Dass das geschieht halte ich für die eigentliche Wirkung. Nicht so sehr, dass sich Kirche zu einem Machtfaktor entwickelt, dass es schließlich Bistümer und kirchliche Ämter gibt. – Vielmehr dass in einer Situation, in der Christ-Sein mit zahlreichen Nachteilen behaftet war, Menschen sich dem Evangelium anschlossen. Dass sie (ob zuvor Heiden oder Juden) nun Christen wurden.
Kurzum: Wenn jemand Christ wird nachdem das Christentum Staatsreligion geworden war, so ist das mit persönlichen und anderen Vorteilen, die damit verbunden waren, erklärlich. Nicht aber in dieser frühen Phase, in der man quasi nur Nachteile in Kauf nehmen musste.
Die Mission ist sicher auch eine, die mit Klugheit, Einsatz und Überzeugung organisiert wurde, aber vor allem ist sie eine Wirkweise des Geistes Gottes. – Ich meine, dass sich daran bis heute nichts geändert hat: Ohne dass Gottes Geist einen Menschen anspricht, und in ähnlicher Weise in die Nachfolge beruft, wie das Jesus am See Genezaret getan hat, wird es keine Nachfolge geben.
Das aber bedeutet auch, dass der Kernfaktor nicht die Frage ist, ob Christenmenschen getauft sind, ob sie dieses oder jenes Bekenntnis unterschreiben, sondern die, ob sie berufene Nachfolgende sind. – Und wenn sie das sind: Ist es ihr Bemühen, das zu tun, was Gott möchte, dass sie es tun?

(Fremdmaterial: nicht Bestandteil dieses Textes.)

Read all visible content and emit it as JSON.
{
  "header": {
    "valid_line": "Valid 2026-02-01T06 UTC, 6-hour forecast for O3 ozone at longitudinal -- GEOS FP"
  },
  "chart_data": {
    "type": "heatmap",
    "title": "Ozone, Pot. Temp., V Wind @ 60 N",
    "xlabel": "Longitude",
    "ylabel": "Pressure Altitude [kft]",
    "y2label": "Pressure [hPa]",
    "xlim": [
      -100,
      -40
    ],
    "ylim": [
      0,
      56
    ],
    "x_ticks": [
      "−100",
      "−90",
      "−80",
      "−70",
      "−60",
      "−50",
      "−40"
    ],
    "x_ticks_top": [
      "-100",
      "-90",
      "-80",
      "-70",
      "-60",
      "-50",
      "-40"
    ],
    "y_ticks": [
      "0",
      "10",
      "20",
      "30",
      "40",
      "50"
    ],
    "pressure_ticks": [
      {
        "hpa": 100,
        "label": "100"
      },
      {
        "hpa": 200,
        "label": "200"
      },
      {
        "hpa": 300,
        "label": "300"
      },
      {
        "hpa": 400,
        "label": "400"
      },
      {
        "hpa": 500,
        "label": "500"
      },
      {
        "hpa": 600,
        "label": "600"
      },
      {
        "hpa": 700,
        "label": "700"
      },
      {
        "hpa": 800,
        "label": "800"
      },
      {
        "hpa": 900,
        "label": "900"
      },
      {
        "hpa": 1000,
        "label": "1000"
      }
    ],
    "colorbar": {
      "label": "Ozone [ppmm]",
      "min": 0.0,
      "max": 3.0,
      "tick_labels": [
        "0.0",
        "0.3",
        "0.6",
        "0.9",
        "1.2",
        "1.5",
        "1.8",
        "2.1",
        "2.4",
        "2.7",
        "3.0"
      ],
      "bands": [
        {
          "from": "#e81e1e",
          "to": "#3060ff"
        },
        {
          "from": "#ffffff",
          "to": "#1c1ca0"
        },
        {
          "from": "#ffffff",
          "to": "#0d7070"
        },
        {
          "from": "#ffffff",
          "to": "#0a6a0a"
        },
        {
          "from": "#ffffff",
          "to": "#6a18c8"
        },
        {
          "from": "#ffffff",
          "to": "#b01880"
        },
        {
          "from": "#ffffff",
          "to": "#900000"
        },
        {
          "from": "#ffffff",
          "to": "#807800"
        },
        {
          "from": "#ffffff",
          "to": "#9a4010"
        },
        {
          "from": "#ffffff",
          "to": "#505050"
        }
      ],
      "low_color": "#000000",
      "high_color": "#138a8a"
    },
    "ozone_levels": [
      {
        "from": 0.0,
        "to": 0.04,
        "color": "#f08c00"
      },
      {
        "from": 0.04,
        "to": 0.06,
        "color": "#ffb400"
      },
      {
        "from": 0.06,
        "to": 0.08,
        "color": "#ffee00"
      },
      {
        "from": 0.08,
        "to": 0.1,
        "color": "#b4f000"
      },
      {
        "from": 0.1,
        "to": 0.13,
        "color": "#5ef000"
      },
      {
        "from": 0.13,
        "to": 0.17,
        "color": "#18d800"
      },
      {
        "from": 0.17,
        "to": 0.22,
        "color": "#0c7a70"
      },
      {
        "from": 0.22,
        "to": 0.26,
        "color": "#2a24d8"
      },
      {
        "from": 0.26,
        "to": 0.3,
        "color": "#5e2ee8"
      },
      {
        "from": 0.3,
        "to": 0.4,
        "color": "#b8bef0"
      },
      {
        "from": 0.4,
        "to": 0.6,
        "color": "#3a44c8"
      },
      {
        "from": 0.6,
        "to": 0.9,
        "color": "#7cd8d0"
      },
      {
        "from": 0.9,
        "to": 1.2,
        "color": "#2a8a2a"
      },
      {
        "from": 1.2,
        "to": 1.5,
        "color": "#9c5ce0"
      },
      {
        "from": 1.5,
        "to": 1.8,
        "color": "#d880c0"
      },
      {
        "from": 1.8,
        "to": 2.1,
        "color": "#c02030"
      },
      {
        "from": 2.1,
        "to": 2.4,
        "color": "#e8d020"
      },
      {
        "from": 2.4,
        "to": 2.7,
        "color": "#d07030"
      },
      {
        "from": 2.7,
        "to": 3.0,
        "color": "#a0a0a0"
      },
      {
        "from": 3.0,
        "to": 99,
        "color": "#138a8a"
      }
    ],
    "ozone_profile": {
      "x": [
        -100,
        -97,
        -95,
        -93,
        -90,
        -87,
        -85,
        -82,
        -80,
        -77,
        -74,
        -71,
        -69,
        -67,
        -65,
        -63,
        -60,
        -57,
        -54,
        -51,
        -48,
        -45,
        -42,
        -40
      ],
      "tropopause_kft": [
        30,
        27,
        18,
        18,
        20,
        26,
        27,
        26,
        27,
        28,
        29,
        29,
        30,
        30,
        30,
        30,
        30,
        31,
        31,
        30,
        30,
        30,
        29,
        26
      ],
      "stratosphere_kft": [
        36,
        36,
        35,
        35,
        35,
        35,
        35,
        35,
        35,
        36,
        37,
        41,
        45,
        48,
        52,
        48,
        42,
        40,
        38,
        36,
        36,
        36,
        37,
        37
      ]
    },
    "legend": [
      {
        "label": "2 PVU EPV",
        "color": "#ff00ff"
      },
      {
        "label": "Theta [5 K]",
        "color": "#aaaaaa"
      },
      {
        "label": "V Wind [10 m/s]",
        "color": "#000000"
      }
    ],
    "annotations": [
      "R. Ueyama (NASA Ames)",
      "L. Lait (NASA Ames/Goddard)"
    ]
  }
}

Das gilt m.E. in jeder Hinsicht. Ja, es gibt gute Taten, es gibt beachtliche Nächstenliebe. Leider gibt es auch anderes, das bei Christenmenschen passiert. Ich meine, dass sie nicht besser sind, sondern besser dran. Und zwar wegen des Geistes, der eine bidirektionale Verbindung zu Gott erschließt.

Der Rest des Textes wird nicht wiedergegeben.